The best investors develop rules and systems, but equally they develop a level of “agility” so they can take advantage of change, when it happens.
A great example of this can be found in my own investing career.
At this time last year, my one and only investment focus was real estate. To get more granular — single family, residential, “long term” rental real estate. The way the supply chain affected rehab times in 2021 was just ridiculous.
At one point early in the summer, we had 60 projects active in rehab, all held up and empty because the world ran out of (a) pain and (b) windows. We had to be agile.
I started looking at trends & patterns. This is a skill set. Finding (and capitalizing) on “trends” is a very peculiar skill set that can be developed if you aim for it.
Trend 1: build for rent. These are communities that are built (40, 60, 100 houses) all for rental.
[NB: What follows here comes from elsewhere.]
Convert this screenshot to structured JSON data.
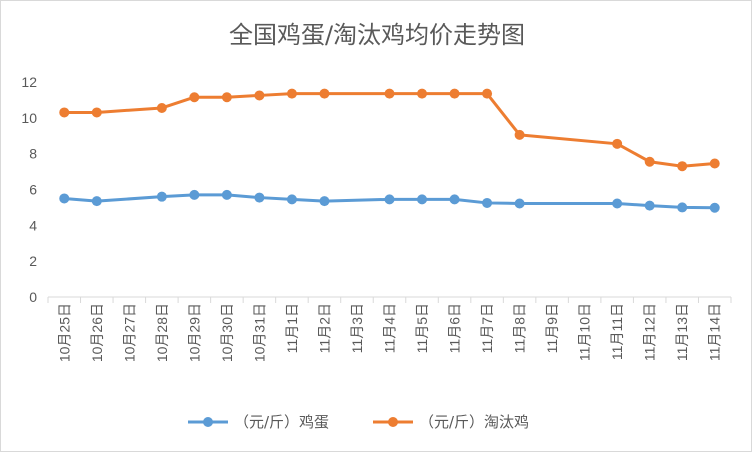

Trend 2: short term rentals. AirBNB and VRBO, nightly rentals, vacations, etc. As the pandemic faded people wanted to travel more nad more.
Trend 3: extended stay. Small condominiums or hotels that specialized in 3-6 months leases.
We capitalized on all three trends and started standing up short term rental, “build for rent” communities with extended stay lease capabilities. The cap rates on these subdivisions is absolutely insane — we’re a bit early and banks are fighting for our business.
The key lesson here is this: your forward movement in life is correlated to your ability to find and capitalize on new trends, in old industries. I enjoy investing in new industries as much as anyone. But the REAL big plays, at least for me, are still in long-lasting, older industries that just needed some new optics.
You can change the vertical. Or you can change the WAY you approach the vertical.
You should model me in this: I’ve made it a weekly practice to pause for 30 minutes, and try and think about where the world might be going. How is crypto going to change real estate? Is the old model dying? People need houses, obviously — but where are those needs going to change, converge, or re-invent?
Even if you don’t nail it every time (you probably won’t), what you’ll find is just this practice of thinking about it, will make you a better investor.